Тут следует понимать, что в хроники и летописи сообщения о голоде попадали только тогда, когда он принимал экстраординарные масштабы. На «сотни и сотни» случаев локального голода, о которых упоминает Бродель, летописцы и хронисты даже внимания не обращали – слишком уж частыми были такие случаи. «Рядовой», если можно так выразиться, «рутинный» голод был настолько обыденным явлением эпохи средневековья (и более ранних эпох тоже), что его даже не фиксировали в письменных источниках. Но надо все-таки иметь в виду, что за всеми этими сухими цифрами, за коротко отмеченными в письменных источниках случаях экстраординарного голода и «сотнями и сотнями» случаев локального голода, не зафиксированных вообще ни в каких источниках, стоят миллионы и десятки миллионов голодных смертей. Историки этого очень часто не понимают, а вслед за ними этого не понимают и читатели, интересующиеся историей минувших эпох. 
«…Средневековый Запад представлял собой мир. находящийся на крайнем пределе. Он без конца подвергался угрозе лишиться средств к существованию... Средневековый Запад – это прежде всего универсум голода, его терзал страх голода и слишком часто сам голод» (Ле Гофф). 
Не удивительно, что призыв папы Римского Урбана II к Крестовому походу всколыхнул всю Европу: громадные массы несчастных страдающих людей готовы были бежать от этой ужасной жизни, куда угодно, хоть на край света… И они бежали. Навстречу своей гибели. (Существует предположение, что Крестовые походы были организованы с целью вытолкнуть из Европы избыточное население.)

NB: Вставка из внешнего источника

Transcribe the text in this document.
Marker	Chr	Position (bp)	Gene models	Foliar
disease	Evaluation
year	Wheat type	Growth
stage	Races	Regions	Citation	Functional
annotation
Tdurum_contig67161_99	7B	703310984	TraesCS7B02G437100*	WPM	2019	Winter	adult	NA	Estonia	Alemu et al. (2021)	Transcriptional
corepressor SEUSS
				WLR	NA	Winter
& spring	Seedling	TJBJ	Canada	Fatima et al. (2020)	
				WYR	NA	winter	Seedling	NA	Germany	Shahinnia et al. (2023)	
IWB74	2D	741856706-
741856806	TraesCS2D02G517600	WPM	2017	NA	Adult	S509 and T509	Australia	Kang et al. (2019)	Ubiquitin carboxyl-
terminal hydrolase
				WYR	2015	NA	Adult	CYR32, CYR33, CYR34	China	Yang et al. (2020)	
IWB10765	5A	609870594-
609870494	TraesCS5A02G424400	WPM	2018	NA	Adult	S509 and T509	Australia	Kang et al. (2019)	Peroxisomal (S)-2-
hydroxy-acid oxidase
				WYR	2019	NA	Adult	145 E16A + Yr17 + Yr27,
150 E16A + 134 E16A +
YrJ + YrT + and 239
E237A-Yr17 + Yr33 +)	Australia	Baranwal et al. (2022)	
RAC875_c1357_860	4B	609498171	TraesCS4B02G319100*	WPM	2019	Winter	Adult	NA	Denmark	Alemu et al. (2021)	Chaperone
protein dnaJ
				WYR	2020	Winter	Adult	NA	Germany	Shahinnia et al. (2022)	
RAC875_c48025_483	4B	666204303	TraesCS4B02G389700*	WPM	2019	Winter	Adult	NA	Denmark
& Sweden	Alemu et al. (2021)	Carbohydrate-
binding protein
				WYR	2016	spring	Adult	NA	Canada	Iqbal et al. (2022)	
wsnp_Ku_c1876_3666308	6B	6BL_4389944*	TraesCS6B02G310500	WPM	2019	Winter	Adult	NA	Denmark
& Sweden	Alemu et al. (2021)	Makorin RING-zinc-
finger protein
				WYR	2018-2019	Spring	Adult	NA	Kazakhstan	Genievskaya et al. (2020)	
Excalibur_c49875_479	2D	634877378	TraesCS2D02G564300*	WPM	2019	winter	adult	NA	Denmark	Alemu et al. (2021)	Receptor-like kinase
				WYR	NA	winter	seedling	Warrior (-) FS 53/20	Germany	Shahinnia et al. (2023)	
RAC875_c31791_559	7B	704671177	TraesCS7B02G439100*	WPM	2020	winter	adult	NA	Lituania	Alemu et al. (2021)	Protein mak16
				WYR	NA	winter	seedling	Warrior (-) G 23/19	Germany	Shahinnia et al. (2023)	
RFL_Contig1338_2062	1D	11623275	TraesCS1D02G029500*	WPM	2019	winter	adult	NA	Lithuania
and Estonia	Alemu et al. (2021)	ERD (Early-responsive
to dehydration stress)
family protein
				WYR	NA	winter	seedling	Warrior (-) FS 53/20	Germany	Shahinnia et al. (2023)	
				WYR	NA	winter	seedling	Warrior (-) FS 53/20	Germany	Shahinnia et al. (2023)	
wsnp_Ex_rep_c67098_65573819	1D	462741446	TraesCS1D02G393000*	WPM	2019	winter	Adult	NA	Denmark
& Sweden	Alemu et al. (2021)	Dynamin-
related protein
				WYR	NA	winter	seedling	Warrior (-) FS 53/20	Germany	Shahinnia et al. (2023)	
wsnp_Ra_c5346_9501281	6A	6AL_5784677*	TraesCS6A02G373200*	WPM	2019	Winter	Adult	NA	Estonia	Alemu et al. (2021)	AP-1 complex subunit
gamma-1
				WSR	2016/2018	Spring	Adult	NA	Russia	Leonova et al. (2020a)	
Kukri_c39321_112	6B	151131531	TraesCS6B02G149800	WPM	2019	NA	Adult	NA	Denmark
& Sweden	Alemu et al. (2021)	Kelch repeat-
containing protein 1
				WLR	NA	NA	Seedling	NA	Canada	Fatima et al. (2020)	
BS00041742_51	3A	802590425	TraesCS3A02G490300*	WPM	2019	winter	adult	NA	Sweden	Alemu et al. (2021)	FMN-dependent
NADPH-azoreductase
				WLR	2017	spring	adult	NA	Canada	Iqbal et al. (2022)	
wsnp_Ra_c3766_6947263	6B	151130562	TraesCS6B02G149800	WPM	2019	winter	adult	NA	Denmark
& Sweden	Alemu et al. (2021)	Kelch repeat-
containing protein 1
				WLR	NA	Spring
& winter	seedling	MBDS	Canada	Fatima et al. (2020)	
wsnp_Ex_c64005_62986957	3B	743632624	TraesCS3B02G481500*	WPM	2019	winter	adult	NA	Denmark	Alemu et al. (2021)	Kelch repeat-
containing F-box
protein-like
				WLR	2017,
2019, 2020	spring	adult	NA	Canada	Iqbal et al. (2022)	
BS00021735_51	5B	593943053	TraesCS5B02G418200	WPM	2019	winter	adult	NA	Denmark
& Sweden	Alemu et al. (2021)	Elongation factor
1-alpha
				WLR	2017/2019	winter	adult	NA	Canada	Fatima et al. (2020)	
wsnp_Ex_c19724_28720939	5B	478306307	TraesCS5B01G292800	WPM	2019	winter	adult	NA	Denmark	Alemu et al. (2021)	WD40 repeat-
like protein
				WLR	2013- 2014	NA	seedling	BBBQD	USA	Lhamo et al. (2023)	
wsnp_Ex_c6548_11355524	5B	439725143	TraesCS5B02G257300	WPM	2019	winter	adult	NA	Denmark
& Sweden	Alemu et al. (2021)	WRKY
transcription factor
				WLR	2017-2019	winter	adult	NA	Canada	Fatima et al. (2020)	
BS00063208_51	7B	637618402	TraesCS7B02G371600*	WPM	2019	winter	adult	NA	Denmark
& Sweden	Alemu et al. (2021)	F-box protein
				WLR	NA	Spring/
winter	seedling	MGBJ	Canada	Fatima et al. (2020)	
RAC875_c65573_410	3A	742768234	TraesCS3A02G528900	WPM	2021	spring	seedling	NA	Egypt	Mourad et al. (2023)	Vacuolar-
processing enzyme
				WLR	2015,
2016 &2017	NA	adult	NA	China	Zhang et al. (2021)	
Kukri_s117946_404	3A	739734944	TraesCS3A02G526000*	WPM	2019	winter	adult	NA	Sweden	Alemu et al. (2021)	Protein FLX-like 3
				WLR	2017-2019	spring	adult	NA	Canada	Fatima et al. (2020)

В целом можно констатировать, что Шелковый путь связывал преимущественно не Восток с Европой, а Восток с Востоком (в расширительном смысле, т. е. от Пекина до Толедо). Участие собственно Европы в масштабных товарообменных процессах, происходивших вдоль это гигантской коммуникации, было не таким уж значительным. И тем не менее последствия подключения, пусть и умеренного, к Шелковому пути имели в исторической перспективе колоссальное значение для европейской цивилизации. Прежде всего, резко расширилась доля денежного сектора в европейской экономике. Феодальное (натуральное) хозяйство стало стремительно заменяться товарно-денежным. 
«Решающим периодом здесь стал XIII в. Флоренция, Генуя, Венеция, испанские, французские, немецкие и английские государи, чтобы удовлетворить потребности в деньгах, стали чеканить сначала серебряные монеты высокого достоинства, гроши, а затем золотые (флорентийский флорин появился в 1252 г., экю Людовика Святого в 1263–1265 гг., венецианский дукат в 1284 г.). Роберто Лопец назвал XIII в. «веком возврата к золоту» (Ле Гофф).
Раньше такой потребности в деньгах не было, потому как хозяйство было по преимуществу натуральным. Теперь все изменилось. Как следствие, резко возросло ремесленное производство. Стала меняться структура европейской экономики и соответственно, структура самого социума.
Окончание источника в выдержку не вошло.